Autoritratti
In Giappone sei schiavo delle regole e della lingua.
Regole ferree, educazione rigida, lingua e leggi al limite del comprensibile.
In Giappone, se sei straniero, vivi bene, ma vivi anche cosi'.
Costantemente e leggermente cosciente di una forma di costrizione.
Io e il mio avvocato parliamo, mi sono appena scusato e inchinato per il ritardo, scambio di inchini perche' ovviamente lui si scusa del fatto che io mi scusi.
E poi si entra in ambasciata, Italiana, ed ecco che improvvisamente mi pare di aver attraversato uno specchio. Ci vuole un secondo. Un secondo netto.
Improvvisamente sono io quello che capisce come gira il vapore e la gente che ho davanti, la conosco bene.
Gente che smussa gli angoli, che aggira gli ostacoli, che se puo' parla in Italiano.

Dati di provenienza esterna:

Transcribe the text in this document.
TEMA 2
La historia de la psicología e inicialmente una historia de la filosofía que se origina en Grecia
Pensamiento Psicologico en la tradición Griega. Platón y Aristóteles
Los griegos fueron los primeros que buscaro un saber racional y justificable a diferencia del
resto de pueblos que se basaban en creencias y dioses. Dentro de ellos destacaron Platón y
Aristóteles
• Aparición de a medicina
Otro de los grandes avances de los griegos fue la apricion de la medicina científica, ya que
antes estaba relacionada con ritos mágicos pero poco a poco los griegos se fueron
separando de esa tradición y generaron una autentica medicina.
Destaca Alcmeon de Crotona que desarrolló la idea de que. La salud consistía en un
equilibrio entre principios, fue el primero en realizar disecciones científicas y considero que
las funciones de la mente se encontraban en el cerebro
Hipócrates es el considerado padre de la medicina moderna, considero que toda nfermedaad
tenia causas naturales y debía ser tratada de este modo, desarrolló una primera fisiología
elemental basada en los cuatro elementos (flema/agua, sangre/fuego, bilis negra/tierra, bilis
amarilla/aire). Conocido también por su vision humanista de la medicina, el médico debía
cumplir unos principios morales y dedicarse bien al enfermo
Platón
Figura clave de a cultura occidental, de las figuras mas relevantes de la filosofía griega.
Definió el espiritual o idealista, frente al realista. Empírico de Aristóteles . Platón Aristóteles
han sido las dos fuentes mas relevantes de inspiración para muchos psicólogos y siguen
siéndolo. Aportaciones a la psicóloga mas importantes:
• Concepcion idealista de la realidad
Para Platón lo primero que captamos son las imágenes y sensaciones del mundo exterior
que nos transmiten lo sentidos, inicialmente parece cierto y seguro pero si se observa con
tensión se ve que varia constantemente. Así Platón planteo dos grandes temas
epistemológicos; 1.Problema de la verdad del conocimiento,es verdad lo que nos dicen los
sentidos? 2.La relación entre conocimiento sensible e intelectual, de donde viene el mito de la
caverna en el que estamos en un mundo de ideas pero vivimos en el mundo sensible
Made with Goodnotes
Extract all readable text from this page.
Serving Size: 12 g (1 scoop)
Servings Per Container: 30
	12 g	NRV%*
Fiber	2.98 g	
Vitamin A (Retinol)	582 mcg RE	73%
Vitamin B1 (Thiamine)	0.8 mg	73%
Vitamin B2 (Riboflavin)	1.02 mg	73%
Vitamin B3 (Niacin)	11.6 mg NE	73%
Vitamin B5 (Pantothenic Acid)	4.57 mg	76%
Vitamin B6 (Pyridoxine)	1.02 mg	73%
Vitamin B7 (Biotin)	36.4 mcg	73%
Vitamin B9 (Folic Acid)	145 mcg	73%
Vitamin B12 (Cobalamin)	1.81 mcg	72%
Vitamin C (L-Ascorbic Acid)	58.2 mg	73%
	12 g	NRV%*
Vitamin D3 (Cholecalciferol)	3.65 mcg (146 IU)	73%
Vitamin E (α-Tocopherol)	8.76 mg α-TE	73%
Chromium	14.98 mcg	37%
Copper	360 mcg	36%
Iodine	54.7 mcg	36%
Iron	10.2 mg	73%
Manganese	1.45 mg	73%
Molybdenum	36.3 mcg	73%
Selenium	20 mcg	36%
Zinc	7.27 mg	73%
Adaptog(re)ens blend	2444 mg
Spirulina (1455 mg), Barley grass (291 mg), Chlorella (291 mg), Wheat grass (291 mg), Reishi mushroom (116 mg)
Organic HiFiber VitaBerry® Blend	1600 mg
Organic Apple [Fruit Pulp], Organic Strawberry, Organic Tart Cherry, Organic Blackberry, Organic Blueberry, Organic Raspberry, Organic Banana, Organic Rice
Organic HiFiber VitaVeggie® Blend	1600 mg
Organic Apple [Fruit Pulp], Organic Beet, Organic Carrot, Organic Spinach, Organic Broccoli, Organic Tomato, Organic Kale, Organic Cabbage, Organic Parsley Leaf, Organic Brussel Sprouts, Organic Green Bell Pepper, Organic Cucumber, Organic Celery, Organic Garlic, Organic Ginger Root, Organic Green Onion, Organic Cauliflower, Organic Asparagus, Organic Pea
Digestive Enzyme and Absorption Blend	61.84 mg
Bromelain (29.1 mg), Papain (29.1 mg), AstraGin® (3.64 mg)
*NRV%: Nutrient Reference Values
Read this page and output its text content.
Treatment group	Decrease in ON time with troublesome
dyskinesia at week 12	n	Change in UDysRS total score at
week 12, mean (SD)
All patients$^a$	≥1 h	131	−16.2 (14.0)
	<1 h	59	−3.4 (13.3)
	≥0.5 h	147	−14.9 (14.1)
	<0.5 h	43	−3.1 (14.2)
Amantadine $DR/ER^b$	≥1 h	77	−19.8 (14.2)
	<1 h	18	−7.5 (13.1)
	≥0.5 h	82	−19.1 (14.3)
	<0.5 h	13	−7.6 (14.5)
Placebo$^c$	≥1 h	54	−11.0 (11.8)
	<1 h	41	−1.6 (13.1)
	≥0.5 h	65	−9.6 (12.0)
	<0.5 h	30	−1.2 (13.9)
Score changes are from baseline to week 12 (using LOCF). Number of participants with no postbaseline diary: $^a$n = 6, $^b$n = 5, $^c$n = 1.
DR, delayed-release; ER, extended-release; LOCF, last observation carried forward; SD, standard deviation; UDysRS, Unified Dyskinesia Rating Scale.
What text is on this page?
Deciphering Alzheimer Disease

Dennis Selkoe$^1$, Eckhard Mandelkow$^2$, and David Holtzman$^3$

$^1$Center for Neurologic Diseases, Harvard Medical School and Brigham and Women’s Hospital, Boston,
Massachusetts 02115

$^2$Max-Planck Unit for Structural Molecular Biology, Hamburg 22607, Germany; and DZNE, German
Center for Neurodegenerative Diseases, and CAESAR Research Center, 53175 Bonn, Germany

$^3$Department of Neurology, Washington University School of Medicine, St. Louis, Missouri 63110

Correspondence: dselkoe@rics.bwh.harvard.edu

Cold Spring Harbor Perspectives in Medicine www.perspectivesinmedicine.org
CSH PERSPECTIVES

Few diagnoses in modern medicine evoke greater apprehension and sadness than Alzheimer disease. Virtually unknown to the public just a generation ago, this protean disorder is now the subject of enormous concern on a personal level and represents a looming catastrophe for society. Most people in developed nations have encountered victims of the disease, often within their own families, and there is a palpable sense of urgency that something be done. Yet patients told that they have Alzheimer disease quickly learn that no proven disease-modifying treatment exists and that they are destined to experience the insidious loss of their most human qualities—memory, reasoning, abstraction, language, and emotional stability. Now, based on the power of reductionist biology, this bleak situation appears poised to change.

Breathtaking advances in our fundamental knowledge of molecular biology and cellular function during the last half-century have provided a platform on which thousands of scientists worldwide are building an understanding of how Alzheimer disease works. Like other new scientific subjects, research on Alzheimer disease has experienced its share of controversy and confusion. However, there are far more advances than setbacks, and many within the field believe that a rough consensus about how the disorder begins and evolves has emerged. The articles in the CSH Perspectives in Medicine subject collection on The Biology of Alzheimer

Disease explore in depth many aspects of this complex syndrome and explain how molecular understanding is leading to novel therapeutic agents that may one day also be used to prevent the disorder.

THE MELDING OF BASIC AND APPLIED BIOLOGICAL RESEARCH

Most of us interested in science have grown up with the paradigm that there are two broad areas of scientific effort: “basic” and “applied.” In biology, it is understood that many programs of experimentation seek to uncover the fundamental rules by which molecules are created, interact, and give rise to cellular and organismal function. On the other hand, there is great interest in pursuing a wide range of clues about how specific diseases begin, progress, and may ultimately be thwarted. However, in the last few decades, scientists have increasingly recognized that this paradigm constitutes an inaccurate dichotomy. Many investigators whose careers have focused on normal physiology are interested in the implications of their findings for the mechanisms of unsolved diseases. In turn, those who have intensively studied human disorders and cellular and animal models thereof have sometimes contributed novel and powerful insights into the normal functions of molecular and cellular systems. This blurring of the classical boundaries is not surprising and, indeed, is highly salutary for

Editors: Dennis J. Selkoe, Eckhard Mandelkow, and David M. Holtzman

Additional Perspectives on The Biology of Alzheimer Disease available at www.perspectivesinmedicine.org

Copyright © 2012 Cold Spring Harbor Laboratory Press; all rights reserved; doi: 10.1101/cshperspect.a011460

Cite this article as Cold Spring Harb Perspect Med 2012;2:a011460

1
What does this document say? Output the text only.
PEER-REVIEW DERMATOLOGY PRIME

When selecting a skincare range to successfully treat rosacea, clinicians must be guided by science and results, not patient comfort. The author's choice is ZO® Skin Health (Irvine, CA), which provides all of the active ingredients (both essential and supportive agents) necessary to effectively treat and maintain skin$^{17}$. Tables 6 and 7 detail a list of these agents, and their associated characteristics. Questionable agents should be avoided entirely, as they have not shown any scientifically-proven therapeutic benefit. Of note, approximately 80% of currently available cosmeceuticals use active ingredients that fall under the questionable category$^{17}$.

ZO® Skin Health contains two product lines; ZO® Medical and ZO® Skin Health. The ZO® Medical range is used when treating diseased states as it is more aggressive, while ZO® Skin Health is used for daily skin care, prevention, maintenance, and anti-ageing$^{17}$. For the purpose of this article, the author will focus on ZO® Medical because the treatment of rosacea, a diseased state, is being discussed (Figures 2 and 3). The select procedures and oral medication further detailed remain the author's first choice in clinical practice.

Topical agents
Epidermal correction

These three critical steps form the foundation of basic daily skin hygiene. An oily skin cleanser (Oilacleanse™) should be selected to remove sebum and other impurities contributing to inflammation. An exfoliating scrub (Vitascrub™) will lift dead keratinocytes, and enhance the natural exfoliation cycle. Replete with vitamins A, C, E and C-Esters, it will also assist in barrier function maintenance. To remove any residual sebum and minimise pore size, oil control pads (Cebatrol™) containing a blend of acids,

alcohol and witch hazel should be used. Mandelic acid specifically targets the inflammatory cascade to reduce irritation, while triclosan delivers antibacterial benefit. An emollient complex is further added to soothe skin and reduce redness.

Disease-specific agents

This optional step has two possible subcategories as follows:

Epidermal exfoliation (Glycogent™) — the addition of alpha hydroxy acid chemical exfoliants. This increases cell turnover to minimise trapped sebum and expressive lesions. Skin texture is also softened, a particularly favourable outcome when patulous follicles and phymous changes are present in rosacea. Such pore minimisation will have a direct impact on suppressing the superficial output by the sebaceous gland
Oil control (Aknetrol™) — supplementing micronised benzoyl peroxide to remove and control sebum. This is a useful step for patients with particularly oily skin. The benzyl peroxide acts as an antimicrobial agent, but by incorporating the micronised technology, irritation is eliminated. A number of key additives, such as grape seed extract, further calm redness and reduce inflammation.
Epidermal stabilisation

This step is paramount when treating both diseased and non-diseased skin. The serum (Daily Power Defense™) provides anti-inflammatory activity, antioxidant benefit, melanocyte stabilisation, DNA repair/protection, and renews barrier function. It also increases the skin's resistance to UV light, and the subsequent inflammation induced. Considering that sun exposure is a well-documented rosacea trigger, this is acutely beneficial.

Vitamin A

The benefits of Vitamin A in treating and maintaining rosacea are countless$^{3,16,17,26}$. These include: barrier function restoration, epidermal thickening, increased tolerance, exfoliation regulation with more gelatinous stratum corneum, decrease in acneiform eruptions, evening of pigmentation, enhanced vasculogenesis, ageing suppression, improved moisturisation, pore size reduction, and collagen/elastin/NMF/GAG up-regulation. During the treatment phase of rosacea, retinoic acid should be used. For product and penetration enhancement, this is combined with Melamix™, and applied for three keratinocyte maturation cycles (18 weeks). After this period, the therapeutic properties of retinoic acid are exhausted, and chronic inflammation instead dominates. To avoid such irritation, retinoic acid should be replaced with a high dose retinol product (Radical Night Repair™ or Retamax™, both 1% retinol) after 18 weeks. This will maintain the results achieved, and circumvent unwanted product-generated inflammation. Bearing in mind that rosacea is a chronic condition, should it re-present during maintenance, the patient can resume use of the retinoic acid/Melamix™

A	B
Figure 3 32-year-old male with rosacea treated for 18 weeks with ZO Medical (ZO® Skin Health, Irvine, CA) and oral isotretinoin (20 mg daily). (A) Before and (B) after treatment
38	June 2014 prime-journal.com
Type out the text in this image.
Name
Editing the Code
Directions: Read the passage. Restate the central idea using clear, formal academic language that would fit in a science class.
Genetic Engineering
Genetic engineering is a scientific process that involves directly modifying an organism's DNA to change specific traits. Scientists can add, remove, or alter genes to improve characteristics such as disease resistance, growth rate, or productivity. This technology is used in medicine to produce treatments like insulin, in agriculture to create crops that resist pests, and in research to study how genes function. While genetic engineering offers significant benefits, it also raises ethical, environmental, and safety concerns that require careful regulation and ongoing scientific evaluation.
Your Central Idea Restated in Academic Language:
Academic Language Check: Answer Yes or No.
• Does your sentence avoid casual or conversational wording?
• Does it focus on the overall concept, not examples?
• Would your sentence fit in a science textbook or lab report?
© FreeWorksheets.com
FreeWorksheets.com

Ed e' davvero una sensazione incredibile, vedere il mio avvocato improvvisamente boccheggiare, pesce fuor d'acqua e io sentirmi liberato, ritrovarmi nell'oppressione che conosco, quella di casa mia, quella della rilassatezza e dell'egoismo umano, che fa a pugni con la moralita' locale.
Quella del poliziotto che mi dice yamme yamme. Degli ufficiali che mi chiamano per nome e parlano bypassando il mio legale, perche' e' piu' comodo cosi'. Ed e' giusto.
E quasi mi verrebbe da slacciarmi la cravatta e la cinta e rilassarmi.
Sotto la finestra da cui il poliziotto di cui sopra squadra una ragazza in pantaloncini troppo corti, squadra con un viso che non dovresti mai fare in pubblico. Non se non vuoi essere arrestato. Ma la legge qui e' la sua. E quindi rimane con la sua faccia da allupato a sbavare mentre la tizia in questione compila moduli.
E poi si esce.
La mia cervicale gia' si irrigidisce un poco.
Un paio di inchini e ognuno dalla propria parte.